As we came around the corner, my mind was jolted back to the reality of why I had come to Australia when we came face to face with a herd of about a dozen animals. Even though the herd was comprised mostly of cows, calves and immature bulls, there was one very fine herd bull in the mix.

Amazingly, they paid little attention to us. We quickly closed the range to about 50 yards. Moments later, the outback silence was once again broken by the sound of a 570-grain Barnes Triple-Shock X bullet as it left my rifle’s muzzle. And once again, the bullet entered just behind the shoulder, causing the bull to lunge forward upon impact. It was clear this time that no follow-up shot would be necessary.

After taking only a few steps, the bull stumbled and went down hard on his nose, then toppled over. He was a beautiful bull that later scored 96½ inches and possessed nearly perfectly matched horns that swept wide and flat, compared to the more usual upswept horns. And this one met with Gleeson’s approval, as well as my own.


My custom-built Coffin rifle performed its duties flawlessly, and I came away thinking that the .500 Jeffrey Rimless cartridge was the ultimate match for the huge Australian buffalo.
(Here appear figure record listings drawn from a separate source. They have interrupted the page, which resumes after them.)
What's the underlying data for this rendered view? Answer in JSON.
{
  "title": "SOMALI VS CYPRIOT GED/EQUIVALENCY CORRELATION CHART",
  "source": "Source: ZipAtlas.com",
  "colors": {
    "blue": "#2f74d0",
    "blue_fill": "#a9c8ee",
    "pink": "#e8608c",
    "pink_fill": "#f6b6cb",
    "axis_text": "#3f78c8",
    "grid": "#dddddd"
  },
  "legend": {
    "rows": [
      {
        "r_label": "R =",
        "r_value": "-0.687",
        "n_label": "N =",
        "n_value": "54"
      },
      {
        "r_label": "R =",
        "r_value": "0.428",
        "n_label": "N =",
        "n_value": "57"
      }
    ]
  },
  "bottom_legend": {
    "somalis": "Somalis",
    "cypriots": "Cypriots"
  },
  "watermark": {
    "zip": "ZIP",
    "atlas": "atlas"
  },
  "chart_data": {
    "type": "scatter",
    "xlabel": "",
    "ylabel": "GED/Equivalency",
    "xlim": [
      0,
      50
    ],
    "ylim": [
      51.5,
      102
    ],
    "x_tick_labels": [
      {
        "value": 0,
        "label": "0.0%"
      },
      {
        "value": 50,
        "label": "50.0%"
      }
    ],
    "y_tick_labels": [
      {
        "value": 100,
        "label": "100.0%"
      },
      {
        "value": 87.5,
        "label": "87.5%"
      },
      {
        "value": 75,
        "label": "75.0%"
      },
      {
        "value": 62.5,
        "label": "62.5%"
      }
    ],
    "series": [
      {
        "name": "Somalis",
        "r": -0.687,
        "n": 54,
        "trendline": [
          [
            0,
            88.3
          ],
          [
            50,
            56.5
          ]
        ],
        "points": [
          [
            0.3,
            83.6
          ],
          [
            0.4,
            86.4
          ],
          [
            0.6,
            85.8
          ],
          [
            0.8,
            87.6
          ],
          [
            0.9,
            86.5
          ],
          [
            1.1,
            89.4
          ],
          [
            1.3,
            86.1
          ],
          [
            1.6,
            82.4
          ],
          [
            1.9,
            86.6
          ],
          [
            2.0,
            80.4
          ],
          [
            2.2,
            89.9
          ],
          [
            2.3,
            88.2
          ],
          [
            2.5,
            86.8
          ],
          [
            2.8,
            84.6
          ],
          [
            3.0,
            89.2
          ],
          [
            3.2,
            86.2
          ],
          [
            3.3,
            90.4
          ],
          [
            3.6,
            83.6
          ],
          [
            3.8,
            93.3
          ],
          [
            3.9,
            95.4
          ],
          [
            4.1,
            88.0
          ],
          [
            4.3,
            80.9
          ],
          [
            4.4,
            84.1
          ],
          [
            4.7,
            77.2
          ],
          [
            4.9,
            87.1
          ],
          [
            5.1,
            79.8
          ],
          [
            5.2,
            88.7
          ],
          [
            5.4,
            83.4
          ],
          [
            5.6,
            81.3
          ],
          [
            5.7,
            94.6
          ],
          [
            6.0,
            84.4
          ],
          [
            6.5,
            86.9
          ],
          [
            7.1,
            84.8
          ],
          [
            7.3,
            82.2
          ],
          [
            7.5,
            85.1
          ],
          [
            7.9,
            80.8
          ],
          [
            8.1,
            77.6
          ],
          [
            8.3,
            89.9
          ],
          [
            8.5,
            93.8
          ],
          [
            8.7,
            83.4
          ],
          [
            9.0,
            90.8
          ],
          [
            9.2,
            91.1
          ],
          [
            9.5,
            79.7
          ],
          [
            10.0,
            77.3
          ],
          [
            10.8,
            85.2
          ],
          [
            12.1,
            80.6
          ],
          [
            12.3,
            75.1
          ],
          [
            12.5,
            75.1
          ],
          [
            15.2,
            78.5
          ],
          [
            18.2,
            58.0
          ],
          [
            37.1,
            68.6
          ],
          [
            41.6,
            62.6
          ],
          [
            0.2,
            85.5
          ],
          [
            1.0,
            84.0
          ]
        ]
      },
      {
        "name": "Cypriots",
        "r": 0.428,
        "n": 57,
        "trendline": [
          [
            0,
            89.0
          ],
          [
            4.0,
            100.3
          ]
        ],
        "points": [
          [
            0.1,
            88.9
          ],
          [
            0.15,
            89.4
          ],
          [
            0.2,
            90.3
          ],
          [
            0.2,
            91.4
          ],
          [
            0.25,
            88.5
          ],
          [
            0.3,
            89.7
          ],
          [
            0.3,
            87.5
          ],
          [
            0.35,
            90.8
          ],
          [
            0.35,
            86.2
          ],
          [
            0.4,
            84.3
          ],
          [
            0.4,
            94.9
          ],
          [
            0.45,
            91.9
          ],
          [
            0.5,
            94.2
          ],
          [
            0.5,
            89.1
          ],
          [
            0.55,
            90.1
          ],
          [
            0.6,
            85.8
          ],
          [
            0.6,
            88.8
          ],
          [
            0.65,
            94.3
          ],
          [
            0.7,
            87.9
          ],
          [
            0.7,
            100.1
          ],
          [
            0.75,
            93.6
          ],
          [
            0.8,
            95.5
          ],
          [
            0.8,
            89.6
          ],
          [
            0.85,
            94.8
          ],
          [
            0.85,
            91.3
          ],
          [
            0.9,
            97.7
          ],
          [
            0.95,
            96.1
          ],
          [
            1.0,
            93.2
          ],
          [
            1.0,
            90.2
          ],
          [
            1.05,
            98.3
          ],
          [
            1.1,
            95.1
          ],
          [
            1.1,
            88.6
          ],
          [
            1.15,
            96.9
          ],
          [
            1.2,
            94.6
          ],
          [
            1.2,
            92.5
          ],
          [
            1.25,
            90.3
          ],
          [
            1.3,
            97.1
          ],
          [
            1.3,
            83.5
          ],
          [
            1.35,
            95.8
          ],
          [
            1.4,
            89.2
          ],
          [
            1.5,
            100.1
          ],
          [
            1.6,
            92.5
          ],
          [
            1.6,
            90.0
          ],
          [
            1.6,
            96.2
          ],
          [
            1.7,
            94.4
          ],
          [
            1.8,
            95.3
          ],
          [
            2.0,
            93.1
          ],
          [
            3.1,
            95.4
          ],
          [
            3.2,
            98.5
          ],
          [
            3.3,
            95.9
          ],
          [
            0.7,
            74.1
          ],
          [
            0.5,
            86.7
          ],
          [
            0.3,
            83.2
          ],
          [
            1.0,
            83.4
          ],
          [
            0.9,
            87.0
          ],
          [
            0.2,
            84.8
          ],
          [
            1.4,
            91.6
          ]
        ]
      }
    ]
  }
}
All three of my handloaded Barnes Triple-Shock X bullets did their jobs well. In every case, they plowed their way through the buffalo’s heavy bone and muscle tissue, lodging either just under the skin on the opposing side or close to that area.

The two bullets retrieved from the first bull mushroomed perfectly and retained a full 100 percent of their original weight. The bullet removed from the second bull had mushroomed equally well, but it had lost 49 grains of its weight. Nevertheless, it still retained 91 percent of its original weight. You simply can’t expect better performance from a bullet under such challenging conditions.

This certainly was a hunt to remember, and the fact that my custom-built .500 Jeffrey performed its duties so well only added to the adventure.